The young woman looked at Harris’s face, as if trying to discern something from it. His veracity? Sincerity? Was he trying to pick her up? “Number three for me.”
“Then you are an incredibly well-rounded human being. You know the best places to eat, and the best things to read.”
“This is a great spot. The food is to die for.”
“I spend far too much time here myself.” Harris patted his stomach. “Far too much time.”
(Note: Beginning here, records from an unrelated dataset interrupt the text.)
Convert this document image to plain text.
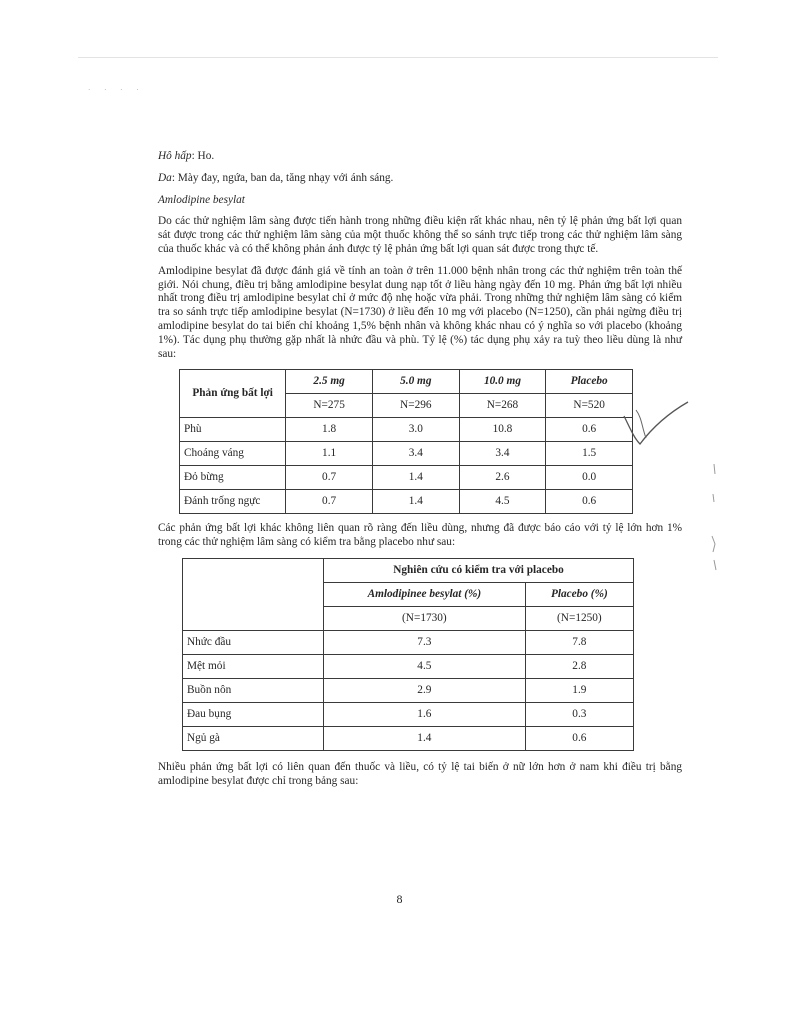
· · · ·

Hô hấp: Ho.

Da: Mày đay, ngứa, ban da, tăng nhạy với ánh sáng.

Amlodipine besylat

Do các thử nghiệm lâm sàng được tiến hành trong những điều kiện rất khác nhau, nên tỷ lệ phản ứng bất lợi quan sát được trong các thử nghiệm lâm sàng của một thuốc không thể so sánh trực tiếp trong các thử nghiệm lâm sàng của thuốc khác và có thể không phản ánh được tỷ lệ phản ứng bất lợi quan sát được trong thực tế.

Amlodipine besylat đã được đánh giá về tính an toàn ở trên 11.000 bệnh nhân trong các thử nghiệm trên toàn thế giới. Nói chung, điều trị bằng amlodipine besylat dung nạp tốt ở liều hàng ngày đến 10 mg. Phản ứng bất lợi nhiều nhất trong điều trị amlodipine besylat chỉ ở mức độ nhẹ hoặc vừa phải. Trong những thử nghiệm lâm sàng có kiểm tra so sánh trực tiếp amlodipine besylat (N=1730) ở liều đến 10 mg với placebo (N=1250), cần phải ngừng điều trị amlodipine besylat do tai biến chỉ khoảng 1,5% bệnh nhân và không khác nhau có ý nghĩa so với placebo (khoảng 1%). Tác dụng phụ thường gặp nhất là nhức đầu và phù. Tỷ lệ (%) tác dụng phụ xảy ra tuỳ theo liều dùng là như sau:

Phản ứng bất lợi	2.5 mg	5.0 mg	10.0 mg	Placebo
	N=275	N=296	N=268	N=520
Phù	1.8	3.0	10.8	0.6
Choáng váng	1.1	3.4	3.4	1.5
Đỏ bừng	0.7	1.4	2.6	0.0
Đánh trống ngực	0.7	1.4	4.5	0.6

Các phản ứng bất lợi khác không liên quan rõ ràng đến liều dùng, nhưng đã được báo cáo với tỷ lệ lớn hơn 1% trong các thử nghiệm lâm sàng có kiểm tra bằng placebo như sau:

	Nghiên cứu có kiểm tra với placebo	
	Amlodipinee besylat (%)	Placebo (%)
	(N=1730)	(N=1250)
Nhức đầu	7.3	7.8
Mệt mỏi	4.5	2.8
Buồn nôn	2.9	1.9
Đau bụng	1.6	0.3
Ngủ gà	1.4	0.6

Nhiều phản ứng bất lợi có liên quan đến thuốc và liều, có tỷ lệ tai biến ở nữ lớn hơn ở nam khi điều trị bằng amlodipine besylat được chỉ trong bảng sau:

8
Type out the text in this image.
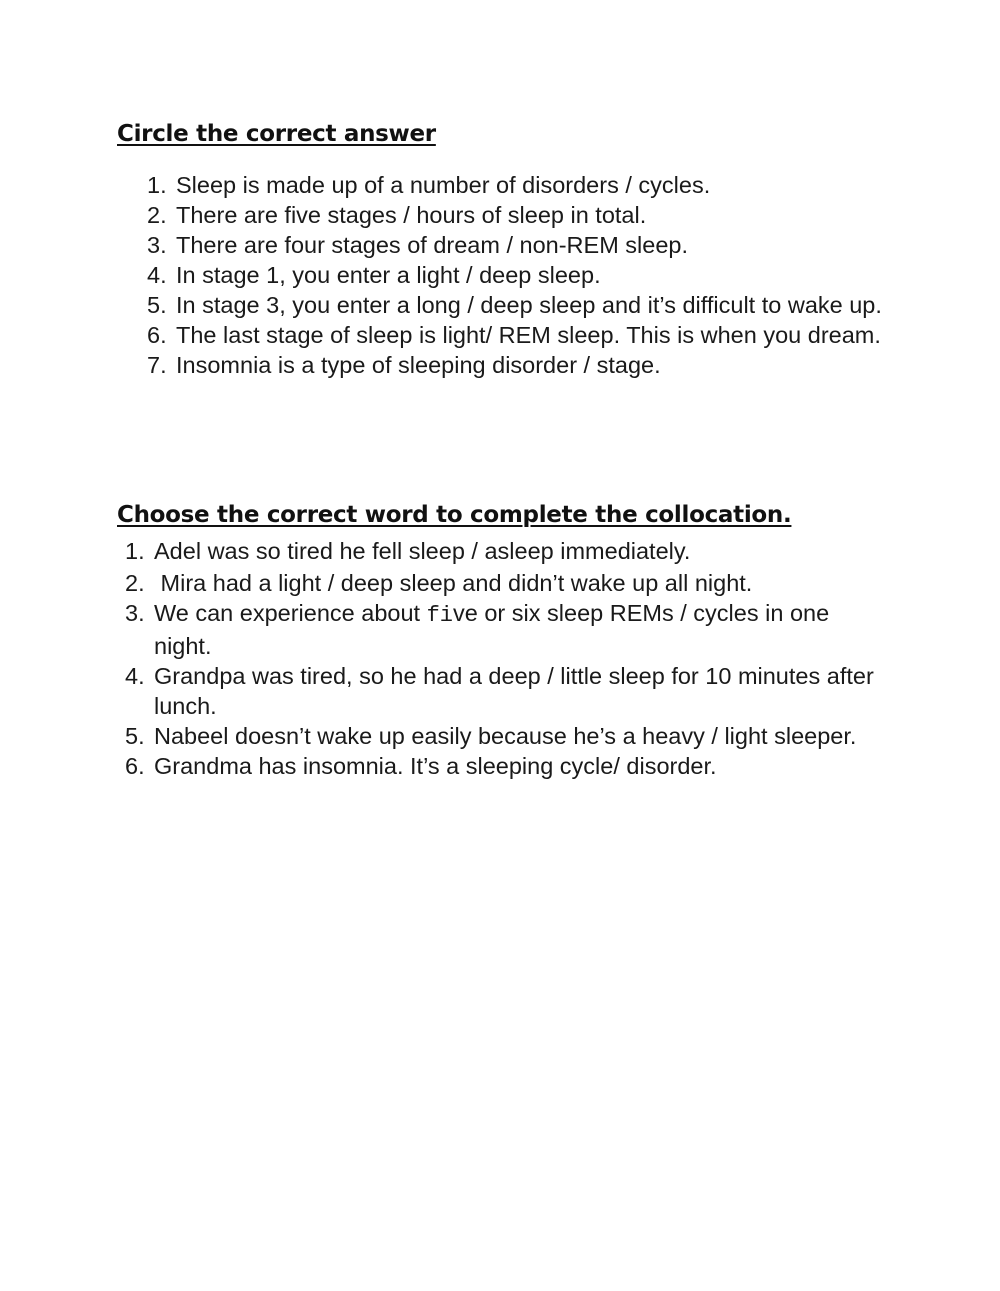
Circle the correct answer
1. Sleep is made up of a number of disorders / cycles.
2. There are five stages / hours of sleep in total.
3. There are four stages of dream / non-REM sleep.
4. In stage 1, you enter a light / deep sleep.
5. In stage 3, you enter a long / deep sleep and it’s difficult to wake up.
6. The last stage of sleep is light/ REM sleep. This is when you dream.
7. Insomnia is a type of sleeping disorder / stage.
Choose the correct word to complete the collocation.
1. Adel was so tired he fell sleep / asleep immediately.
2. Mira had a light / deep sleep and didn’t wake up all night.
3. We can experience about five or six sleep REMs / cycles in one night.
4. Grandpa was tired, so he had a deep / little sleep for 10 minutes after lunch.
5. Nabeel doesn’t wake up easily because he’s a heavy / light sleeper.
6. Grandma has insomnia. It’s a sleeping cycle/ disorder.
She laughed. “Nice meeting you, Mr. Congressman. Maybe I’ll see you around.”
“Yes, maybe.”
He nodded good-bye to her one more time, then hurried back to his car with a mile-wide smile on his face. Those words—Maybe I’ll see you around—stayed with him all through his interview on CNN. And PBS. And the radio-station talker from San Antonio. He couldn’t figure out why exactly—something about her tone of voice, the look on her face. She seemed lodged in his brain. As he went to bed that night, his wife, Barbara, fast asleep at his side, his mind flashed back, over and over, not to finance or Phillip Steinkamp or conspiracies and the money supply, but to that pretty blonde at the food-truck parking lot.
He decided he would go back to the food trucks the very next day. Not for anything special. Just to look at her face. That’s all. Not a sin. Just to have a friend.
With that thought, one of the most powerful politicians in the US Congress—the man who almost single-handedly regulated the financial industry—fell asleep, peaceful and happy.